Like the recent huge thread over firing. No matter if you don’t show up on time, leave early, assault coworkers, simply can’t do the job. No matter if you’ve been given warnings and pointed to psychiatric and job training resources. No matter what, firing an employee is ‘brutal’ because the poor soul will no longer be getting a paycheck from you. :rolleyes:

Now it’s, no matter if the tenants have chosen to live on a month-to-month tenancy, no matter if they’ve been voluntarily given twice the legally required notice. Asking tenants to move out makes you a cold-hearted, uncaring bitch.

And there have been other threads that come across the same way, like a toddler stamping his foot and screaming “It’s not fair!” when told to go to bed:

Employees who bitch and moan about having to meet the company’s dress code.

Or having to work required hours that interfere with fun activities the employee would rather be doing.

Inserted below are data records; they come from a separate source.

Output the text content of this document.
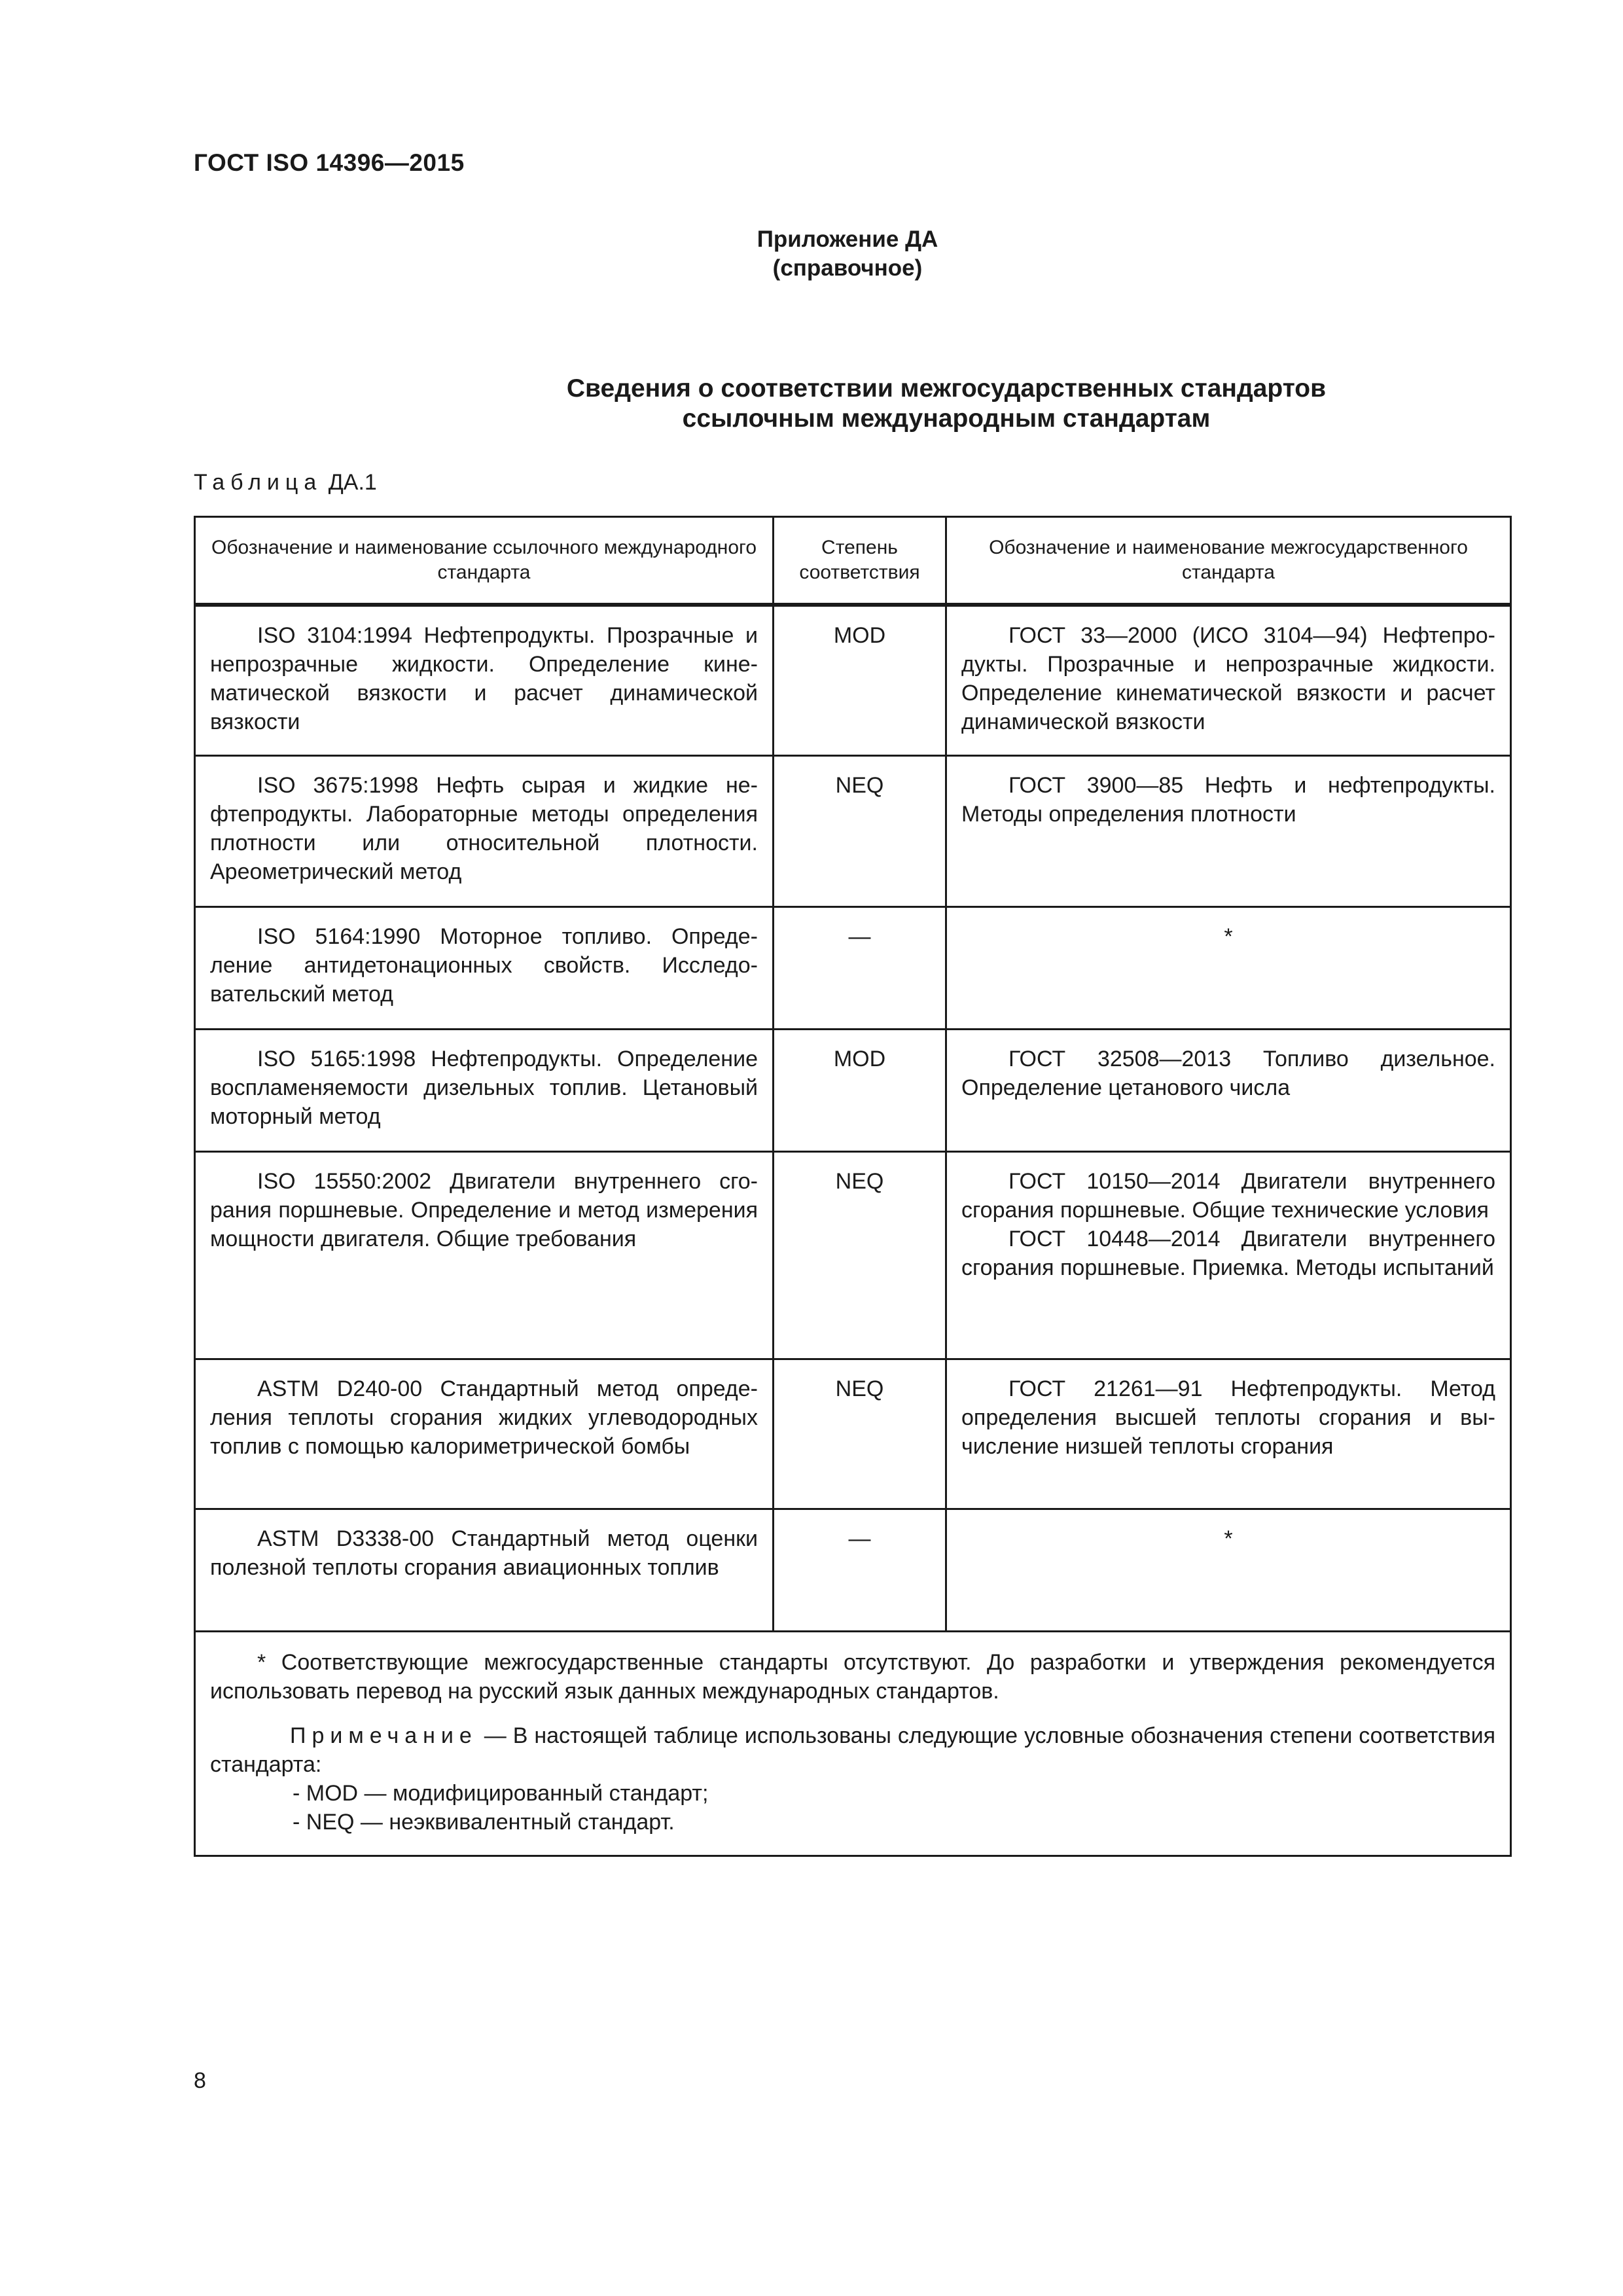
ГОСТ ISO 14396—2015
Приложение ДА
(справочное)
Сведения о соответствии межгосударственных стандартов
ссылочным международным стандартам
Таблица ДА.1
Обозначение и наименование ссылочного международного стандарта	Степень соответствия	Обозначение и наименование межгосударственного стандарта

ISO 3104:1994 Нефтепродукты. Прозрачные и непрозрачные жидкости. Определение кинематической вязкости и расчет динамической вязкости	MOD	ГОСТ 33—2000 (ИСО 3104—94) Нефтепродукты. Прозрачные и непрозрачные жидкости. Определение кинематической вязкости и расчет динамической вязкости

ISO 3675:1998 Нефть сырая и жидкие нефтепродукты. Лабораторные методы определения плотности или относительной плотности. Ареометрический метод	NEQ	ГОСТ 3900—85 Нефть и нефтепродукты. Методы определения плотности

ISO 5164:1990 Моторное топливо. Определение антидетонационных свойств. Исследовательский метод	—	*

ISO 5165:1998 Нефтепродукты. Определение воспламеняемости дизельных топлив. Цетановый моторный метод	MOD	ГОСТ 32508—2013 Топливо дизельное. Определение цетанового числа

ISO 15550:2002 Двигатели внутреннего сгорания поршневые. Определение и метод измерения мощности двигателя. Общие требования	NEQ	ГОСТ 10150—2014 Двигатели внутреннего сгорания поршневые. Общие технические условия
ГОСТ 10448—2014 Двигатели внутреннего сгорания поршневые. Приемка. Методы испытаний

ASTM D240-00 Стандартный метод определения теплоты сгорания жидких углеводородных топлив с помощью калориметрической бомбы	NEQ	ГОСТ 21261—91 Нефтепродукты. Метод определения высшей теплоты сгорания и вычисление низшей теплоты сгорания

ASTM D3338-00 Стандартный метод оценки полезной теплоты сгорания авиационных топлив	—	*

* Соответствующие межгосударственные стандарты отсутствуют. До разработки и утверждения рекомендуется использовать перевод на русский язык данных международных стандартов.

Примечание — В настоящей таблице использованы следующие условные обозначения степени соответствия стандарта:

- MOD — модифицированный стандарт;

- NEQ — неэквивалентный стандарт.		

8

Or hissy fits thrown when someone makes a mistake in assembling a sandwich. (I’m not saying you shouldn’t point out errors and get them fixed, but acting like the employee has done whatever for the evil pleasure of pissing you off?)
Maybe I’m showing my age, but there used to be this condition called ‘being a adult’ or ‘having maturity’ and achieving it mean you were expected to have some self-control, emotional stability, sense of responsibility, knowledge of community standards and a will to meet them, and so forth.

And that you were aware of the easily predictable consequences of your actions (if you screw up at work, you get fired; if you rent month to month, you can be asked to move in four weeks) and either did what was necessary to avoid incurring the consequences OR at least shut up and dealt as gracefully as possible when they happen.

Well said, Starving. Sense of Responsibility has given was to Sense of Entitlement. It’s endemic and it’s disgusting.

I concur with both of you. Life’s a bitch. Suck it up, princess.

To be fair, StarvingButStrong, there was only one person bitching about people getting fired. The majority agreed the person had it coming.